Will Morrow (courtesy)

Will Morrow (courtesy)

Forever young

I have sometimes wondered if I did, in fact, squander my youth.

Have you ever heard the phrase “Youth is wasted on the young”?

A quick internet search shows the quote is a paraphrasing of a comment by playwright George Bernard Shaw, though further scrolling also attributes it to Mark Twain and Oscar Wilde. Or maybe it was The Who or The Rolling Stones. I’m sure that if I dug deep enough, there are a dozen other figures who the internet credits with those words.

Regardless of who said it first, I used to resent that comment. How dare some old guy insinuate that I was wasting my youth? I’m Generation X, but my reaction was something today’s kids express with the phrase, “OK, Boomer.”

However, with all that’s happened in the past two years, that quote is starting to make a lot more sense. Maybe it’s because we’re sending our youngest child off to college. Maybe it’s the fact that my 50th birthday is on the horizon (sure, it’s still two years away, but the years are going by fast). Maybe I’ve just been thinking too much during my mountain bike rides in the woods.

Throughout my life, there have been songs that, for whatever reason, have struck a chord. Sometimes, it doesn’t have anything to do with the song’s meaning – there’s just a lyric that expresses a feeling perfectly. Strung together, all those songs provide a soundtrack for my life.

For example, there’s Twisted Sister’s “We’re Not Gonna Take It.” It was my first album. I have no idea what it was that I wasn’t going to take in those wild days of sixth grade, but I had the right to choose it, and there ain’t no way I was going to lose it.

My high school teams were the Rocketeers, so Elton John’s “Rocketman” was part of every slide show and pep rally. “Hammer To Fall” by Queen was part of my college soccer team’s warm-up tape. When my wife and I first started dating, Garth Brooks’ “Callin’ Baton Rouge” was part of the mix as we were figuring out how to do the long-distance relationship thing.

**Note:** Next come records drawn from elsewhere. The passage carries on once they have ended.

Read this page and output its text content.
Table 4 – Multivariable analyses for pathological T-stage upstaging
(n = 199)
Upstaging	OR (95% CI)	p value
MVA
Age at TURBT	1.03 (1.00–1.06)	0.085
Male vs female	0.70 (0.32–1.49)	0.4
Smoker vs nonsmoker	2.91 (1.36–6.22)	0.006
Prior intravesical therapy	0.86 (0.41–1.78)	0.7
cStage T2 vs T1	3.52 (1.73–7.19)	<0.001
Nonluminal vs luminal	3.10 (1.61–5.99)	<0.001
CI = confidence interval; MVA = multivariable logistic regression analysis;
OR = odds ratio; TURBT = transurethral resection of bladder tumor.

The playlist expanded when the kids came along. Our lullabies were “Sweet Baby James” by James Taylor, and “Home Sweet Home” by Motley Crue. My cell phone ring tone for my daughter is “You Need to Calm Down” by Taylor Swift; my son’s is “Raining Blood” by Slayer.

You get the picture.

Anyway, a couple of months ago, I had fallen down a YouTube rabbit hole, and I came across Dave Grohl of the Foo Fighters and his daughter Violet covering “When We Were Young” by Adele. The song came out in 2015, and to be honest, I don’t really remember it from then. I think out household was pretty deep into Taylor Swift’s “1989” album at the time.

But as I said, every now and then, a song lyric just hits the perfect chord for whatever is happening in your life. And for me, the chorus of “When We Were Young” did just that: Let me photograph you in this light/In case it is the last time/That we might be exactly like we were before we realized/We were sad of getting old/It made us restless.

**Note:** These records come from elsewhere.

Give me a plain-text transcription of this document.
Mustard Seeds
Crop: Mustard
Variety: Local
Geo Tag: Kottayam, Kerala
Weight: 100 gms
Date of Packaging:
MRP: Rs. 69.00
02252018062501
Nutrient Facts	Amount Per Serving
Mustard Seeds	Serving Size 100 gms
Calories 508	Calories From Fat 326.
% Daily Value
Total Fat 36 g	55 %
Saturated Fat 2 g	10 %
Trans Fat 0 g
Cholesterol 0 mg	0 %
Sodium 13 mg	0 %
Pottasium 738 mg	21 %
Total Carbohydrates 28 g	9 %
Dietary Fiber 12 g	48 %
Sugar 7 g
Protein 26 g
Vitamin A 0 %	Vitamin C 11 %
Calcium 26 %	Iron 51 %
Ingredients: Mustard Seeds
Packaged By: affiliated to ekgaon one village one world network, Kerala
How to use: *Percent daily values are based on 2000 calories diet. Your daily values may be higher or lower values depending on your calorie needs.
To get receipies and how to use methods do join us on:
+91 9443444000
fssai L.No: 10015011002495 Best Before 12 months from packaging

I don’t know if anything in my life is “just like a movie,” but I have been feeling nostalgic over the past few months with the realization that many small, incremental changes have been leading up to some big changes. I think of all the opportunities my kids have ahead of them, and look back at the things I might’ve changed in my own life, had I known then what I’ve learned along the way. I have sometimes wondered if I did, in fact, squander my youth.

Then again, all of those choices have led me to where I am now. Nostalgia for my youth aside, it’s a pretty good place. My wife and I are now in a position to make a lot of choices that we haven’t been able to make since, well, when we were young. The kids are off to college, and they’ll be able to cover tuition without too much debt. The mortgage and car loans are paid. In many ways, we have even more opportunities now than we did 22 years ago, when we moved to Alaska.

So maybe I didn’t waste my youth while I was young after all. Which leaves me with one important question: on the soundtrack of my life, what song comes next?